One of the hundreds of thriving bromeliads.
Green way: A view of the verdant woodland garden toward the marsh at the back of the property.
The canopy from numerous mature live oaks provides ideal light for the “woodland garden,“ including a variety of ferns, cast-iron plants, acanthuses, and hydrangeas.
After a day of gardening, Smeal and González relax, glasses of wine in hand, and survey their surroundings. “We look at what we’ve done and what we should do,” says Smeal. With seating spots throughout the property, the after-party rotates.
The stone terrace with potted agaves, aloes, and topiaries overlooks the back lawn, leading down to the marsh and their very own peninsula.
González (pictured above) and Smeal are always on the lookout for great specimens, whether in a store or on the side of the road.

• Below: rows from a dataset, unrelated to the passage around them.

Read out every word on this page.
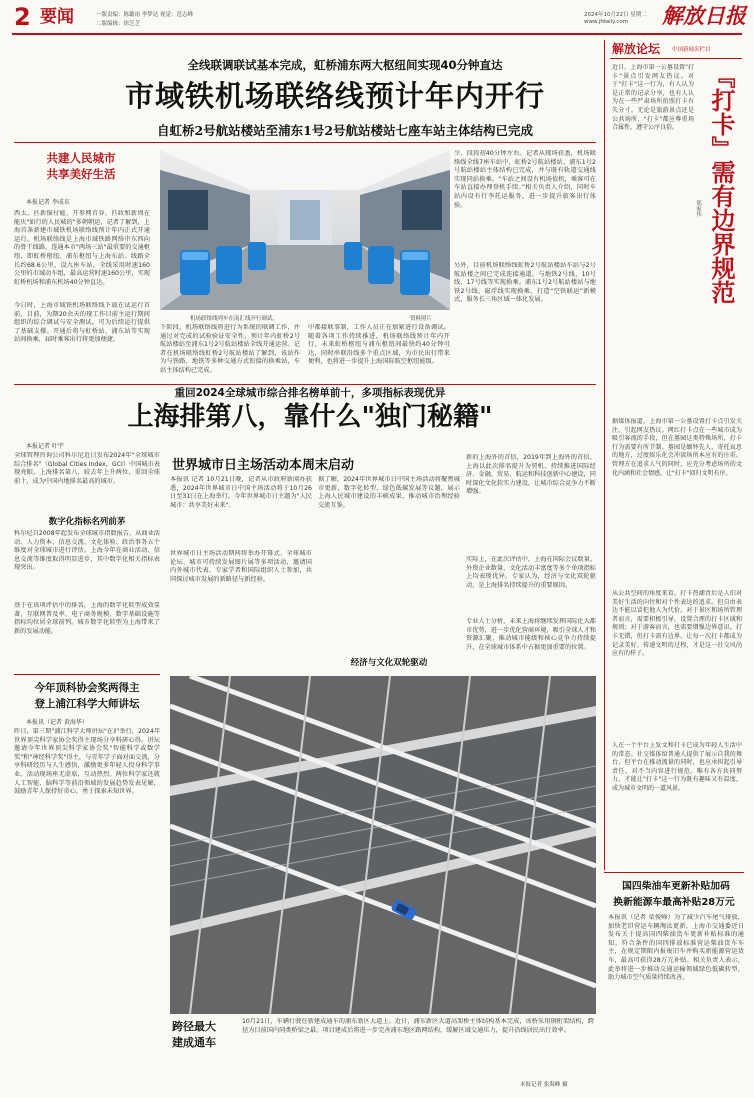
2 要闻	一版责编：陈璐雨 李梦达 视觉：范志峰
二版编辑：徐芝芝
2024年10月22日 星期二
www.jfdaily.com 解放日报
全线联调联试基本完成，虹桥浦东两大枢纽间实现40分钟直达
市域铁机场联络线预计年内开行
自虹桥2号航站楼站至浦东1号2号航站楼站七座车站主体结构已完成
共建人民城市
共享美好生活
本报记者 李成东
西太、匹新锚付能、开参网首谷，匹政和新周在能庆"如行的人民城的"多朝朝运，记者了解到，上海首条新建市域铁机场联络线预计年内正式开通运行。机场联络线是上海市域铁路网络中东西向的骨干线路，连通本市"两场三站"最重要的交通枢纽，即虹桥枢纽、浦东枢纽与上海东站。线路全长约68.6公里，设九座车站，全线采用时速160公里的市域动车组，最高运营时速160公里，实现虹桥机场和浦东机场40分钟直达。
今日时，上海市域铁机场联络线下载在试运行首前，目前，为期20余天的现工作目前主运行期间组织的综合调试与安全测试，可为后续运行提供了基础支撑。开通后将与虹桥站、浦东站等实现站间换乘，届时乘客出行将更加便捷。
机场联络线列车在南汇线开行调试。	资料照片
下阶段，机场联络线将进行为系统的联调工作，并通过对完成的试验验证安全性，预计年内虹桥2号航站楼站至浦东1号2号航站楼站全线开通运营。记者在机场联络线虹桥2号航站楼站了解到，该站作为与铁路、地铁等多种交通方式衔接的换乘站，车站主体结构已完成。
中都接联事制，工作人员正在加紧进行设备调试。随着各项工作持续推进，机场联络线预计年内开行，未来虹桥枢纽与浦东枢纽间最快约40分钟可达，同时串联沿线多个重点区域，为市民出行带来便利，也将进一步提升上海国际航空枢纽能级。
少、段段初40分钟左右。记者从现场获悉，机场联络线全线7座车站中，虹桥2号航站楼站、浦东1号2号航站楼站主体结构已完成，并与既有轨道交通线实现同站换乘。“车站之间设有机场值机，乘客可在车站直接办理登机手续。”相关负责人介绍，同时车站内设有行李托运服务，进一步提升旅客出行体验。
另外，目前机场联络线虹桥2号航站楼站车站与2号航站楼之间已完成连接通道，与地铁2号线、10号线、17号线等实现换乘。浦东1号2号航站楼站与地铁2号线、磁浮线实现换乘，打造“空铁联运”新模式，服务长三角区域一体化发展。
重回2024全球城市综合排名榜单前十，多项指标表现优异
上海排第八，靠什么"独门秘籍"
本报记者 叶宇
全球管理咨询公司科尔尼近日发布2024年"全球城市综合排名"（Global Cities Index，GCI）中国城市表现亮眼。上海排名第八，较去年上升两位，重回全球前十，成为中国内地排名最高的城市。
数字化指标名列前茅
科尔尼自2008年起发布全球城市指数报告，从商业活动、人力资本、信息交流、文化体验、政治事务五个维度对全球城市进行评估。上海今年在商业活动、信息交流等维度取得明显进步，其中数字化相关指标表现突出。
基于在该项评估中的排名，上海的数字化转型成效显著，互联网普及率、电子商务规模、数字基础设施等指标均位居全球前列。城市数字化转型为上海带来了新的发展动能。
世界城市日主场活动本周末启动
本报讯 记者 10月21日晚，记者从市政府新闻办获悉，2024年世界城市日中国主场活动将于10月26日至31日在上海举行。今年世界城市日主题为"人民城市：共享美好未来"。
世界城市日主场活动期间将举办开幕式、全球城市论坛、城市可持续发展图片展等多项活动，邀请国内外城市代表、专家学者和国际组织人士参加，共同探讨城市发展的新路径与新经验。
据了解，2024年世界城市日中国主场活动将聚焦城市更新、数字化转型、绿色低碳发展等议题，展示上海人民城市建设的丰硕成果，推动城市治理经验交流互鉴。
新的上海外的首倍，2019年到上海外的首倍，上海以此次排名提升为契机，持续推进国际经济、金融、贸易、航运和科技创新中心建设，同时深化文化软实力建设，让城市综合竞争力不断增强。
经济与文化双轮驱动
实际上，在此次评估中，上海在国际会议数量、外资企业数量、文化活动丰富度等多个单项指标上均表现优异。专家认为，经济与文化双轮驱动，是上海排名持续提升的重要原因。
专业人士分析，未来上海将继续发挥国际化大都市优势，进一步优化营商环境，吸引全球人才和资源汇聚，推动城市能级和核心竞争力持续提升，在全球城市体系中占据更加重要的位置。
今年顶科协会奖两得主
登上浦江科学大师讲坛
本报讯（记者 黄海华）
昨日，第三期"浦江科学大师讲坛"在沪举行，2024年世界顶尖科学家协会奖得主现场分享科研心得。讲坛邀请今年世界顶尖科学家协会奖"智能科学或数学奖"和"神经科学奖"得主，与青年学子面对面交流，分享科研经历与人生感悟，激励更多年轻人投身科学事业。活动现场座无虚席，互动热烈。两位科学家还就人工智能、脑科学等前沿领域的发展趋势发表见解，鼓励青年人保持好奇心，勇于探索未知世界。
跨径最大
建成通车
10月21日，车辆行驶在新建成通车的浦东新区大道上。近日，浦东新区大道高架桥主体结构基本完成，该桥采用钢桁架结构，跨径为目前国内同类桥梁之最。项目建成后将进一步完善浦东地区路网结构，缓解区域交通压力，提升沿线居民出行效率。
本报记者 张海峰 摄
解放论坛 中国新闻名栏目
近日，上海市第一公墓设置"打卡"景点引发网友热议。对于"打卡"这一行为，有人认为是正常的记录分享，也有人认为在一些严肃场所拍照打卡有失分寸。无论是旅游景点还是公共场所，"打卡"都应尊重场合属性，遵守公序良俗。	『打卡』
需有边界规范
郑家伟
据媒体报道，上海市第一公墓设置打卡点引发关注，引起网友热议。网红打卡点在一些城市成为吸引客流的手段，但在墓园这类特殊场所，打卡行为需要有所节制。墓园是缅怀先人、寄托哀思的地方，过度娱乐化会冲淡场所本应有的庄重。管理方在追求人气的同时，应充分考虑场所的文化内涵和社会情感，让"打卡"回归文明有序。
从公共空间的角度来看，打卡热潮背后是人们对美好生活的向往和对个性表达的追求。但自由表达不能以冒犯他人为代价。对于景区和场所管理者而言，需要积极引导，设置合理的打卡区域和规则；对于游客而言，也需要增强边界意识。打卡无错，但打卡需有边界。让每一次打卡都成为记录美好、传递文明的过程，才是这一社交风尚应有的样子。
人在一个平台上发文和打卡已成为年轻人生活中的常态。社交媒体给普通人提供了展示自我的舞台，但平台在推动流量的同时，也应承担起引导责任，对不当内容进行规范。唯有各方共同努力，才能让"打卡"这一行为既有趣味又有温度，成为城市文明的一道风景。
国四柴油车更新补贴加码
换新能源车最高补贴28万元
本报讯（记者 栗俊峰）为了减少汽车尾气排放，加快老旧营运车辆淘汰更新，上海市交通委近日发布关于提高国四柴油货车更新补贴标准的通知。符合条件的国四排放标准营运柴油货车车主，在规定期限内报废旧车并购买新能源营运货车，最高可获得28万元补贴。相关负责人表示，此举将进一步推动交通运输领域绿色低碳转型，助力城市空气质量持续改善。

The tropical garden stretches from the front of the house to the road and includes heat- and humidity-loving plants, such as a variety of Australian tree ferns, banana plants, bromeliads, elephant ears, and palms. “We get them from trips to Florida,” says Smeal of the bromeliads. “We have learned what grows in our microclimate and have gotten them to grow in the trees the way they are supposed to.” To accomplish this, Smeal uses industrial adhesive to affix the bromeliads to oaks and palms, then staples window screen mesh over the roots to save them from pesky squirrels. He covers the screens with Spanish moss, fittingly as he points out it’s the Lowcountry’s native bromeliad.
Lined by towering Italian cypress, this garden once hosted thirsty flowers, like hydrangeas. These days, grasses, including these Lomandra longifolia ‘Breeze,’ steal the show. “I think they are under-appreciated,” says Gonzaléz. “They are evergreen, easy to grow, and don’t need much once they are established. We love them.” The space that Smeal designed to be calm and meditative now concludes in a grasses garden of undulating Liriope muscari or Aztec grass.
Variety Show: (left to right) Blood lily; a bird’s-nest fern lives happily on an oak; the color of this neoregelia (a type of bromeliad) changes with the light; this hefty staghorn fern is rigged to a pulley system to lower it from its roost for tending.
The loggia near the home’s entrance provides another sip-and-see seating area.